The folded column gets an HNSW index with inner-product ops:

CREATE INDEX ON memories USING hnsw (embedding_wd vector_ip_ops);

And recall is one indexed top-K (<#> is pgvector's inner-product operator):

SELECT id, content
FROM memories
WHERE agent_id = :agent AND superseded_at IS NULL
ORDER BY embedding_wd <#> l2_normalize(:query)
LIMIT :k;

That is the whole hot path. One index scan.

The one gotcha: overflow

exp(lambda * created_at) grows over time, so left alone it would eventually overflow a float. The fix is a periodic re_center() that multiplies every folded vector by a single constant to pull the exponent back down. Because it is a global scale, it does not change inner-product ordering, so recall is unchanged. It is a no-op until lambda * (now - t_ref) > 40, which is years away for typical lambda, and it runs during maintenance.

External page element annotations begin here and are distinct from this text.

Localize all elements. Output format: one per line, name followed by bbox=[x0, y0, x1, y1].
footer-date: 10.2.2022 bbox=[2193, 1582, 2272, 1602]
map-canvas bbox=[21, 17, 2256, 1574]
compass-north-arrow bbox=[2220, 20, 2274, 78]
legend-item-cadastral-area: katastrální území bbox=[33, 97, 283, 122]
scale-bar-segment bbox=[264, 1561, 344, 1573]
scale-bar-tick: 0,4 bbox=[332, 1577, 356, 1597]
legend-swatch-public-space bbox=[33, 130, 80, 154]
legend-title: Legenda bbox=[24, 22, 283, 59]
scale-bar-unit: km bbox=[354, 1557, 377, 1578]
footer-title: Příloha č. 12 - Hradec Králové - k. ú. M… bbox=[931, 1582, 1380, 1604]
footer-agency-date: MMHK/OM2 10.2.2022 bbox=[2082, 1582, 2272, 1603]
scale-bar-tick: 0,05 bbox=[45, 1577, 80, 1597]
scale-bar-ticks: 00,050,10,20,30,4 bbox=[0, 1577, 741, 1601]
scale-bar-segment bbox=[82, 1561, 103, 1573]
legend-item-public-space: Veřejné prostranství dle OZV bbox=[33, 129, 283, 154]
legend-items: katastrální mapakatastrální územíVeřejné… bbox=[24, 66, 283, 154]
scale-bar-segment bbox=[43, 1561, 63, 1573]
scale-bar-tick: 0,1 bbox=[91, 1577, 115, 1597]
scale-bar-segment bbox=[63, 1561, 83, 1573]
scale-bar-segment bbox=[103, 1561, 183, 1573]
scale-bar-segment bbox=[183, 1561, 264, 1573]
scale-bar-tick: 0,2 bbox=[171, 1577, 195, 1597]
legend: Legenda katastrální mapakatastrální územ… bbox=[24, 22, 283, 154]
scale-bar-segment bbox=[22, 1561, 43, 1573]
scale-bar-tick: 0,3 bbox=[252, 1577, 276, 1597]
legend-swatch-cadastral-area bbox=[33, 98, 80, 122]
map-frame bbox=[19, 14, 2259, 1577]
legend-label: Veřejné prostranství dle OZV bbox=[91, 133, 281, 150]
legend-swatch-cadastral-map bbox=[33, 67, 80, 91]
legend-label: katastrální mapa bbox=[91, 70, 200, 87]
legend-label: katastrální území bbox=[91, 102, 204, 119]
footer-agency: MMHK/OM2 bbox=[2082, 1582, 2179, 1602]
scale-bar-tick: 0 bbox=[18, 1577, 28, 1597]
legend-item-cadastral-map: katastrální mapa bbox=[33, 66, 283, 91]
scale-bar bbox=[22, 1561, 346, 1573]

Does it actually return the right memories?

I measured recall@10 against an exact brute-force computation of the same objective (so 1.000 means HNSW returned the same top-10 as the exact answer, it is a statement about index approximation, not "perfect memory"):

memories	ef_search=40	ef_search=100	ef_search=200
100k	1.000	1.000	1.000
1M	0.945	0.995	1.000

ef_search is the standard HNSW recall/latency knob. Same 1.000 on real all-MiniLM-L6-v2 embeddings, not just synthetic clusters. Latency is about 13 ms per call at 100k on a debug build. The benchmark scripts are in the repo if you want to run your own data through them.

The rest of the system

Recall is the interesting part, but a memory store needs more to be usable:

Lifecycle: memories are range-partitioned by created_at (immutable membership, so no row movement), with roll-up of old partitions and an opt-in expire(retention_days).
Supersession: give a changing fact a stable mem_key. A new value retires the old one for recall but keeps it for a time-travel audit(agent, as_of) query ("what did the agent know on date X?").
Forgetting: memories whose activation importance * exp(-lambda * age) drops below a floor are evicted.
SDKs: Python and TypeScript, plus drop-in LangChain, CrewAI, and AutoGen adapters.

Honest limitations

It is pre-1.0, so minor versions may change the schema.
lambda (the decay rate) is fixed per store because it is baked into the index. That is the whole trick, but it means you choose a decay rate up front.
recall() writes a little on every call (it bumps an access counter for reinforcement), so it is not a pure read. I think it should be optional, and that is on the list.

Try it

It is Apache-2.0 and runs in the Postgres you already have:

cd extension && make install
psql -d mydb -c "CREATE EXTENSION pgmemai CASCADE;"
psql -d mydb -c "SELECT pgmemai.create_store(1536, 0.05);"

Repo: github.com/pg-amjad/pgmemai

I would genuinely love feedback on the approach and the math, and especially to hear where the decay-fold breaks on a case I have not hit. How are you handling agent memory today?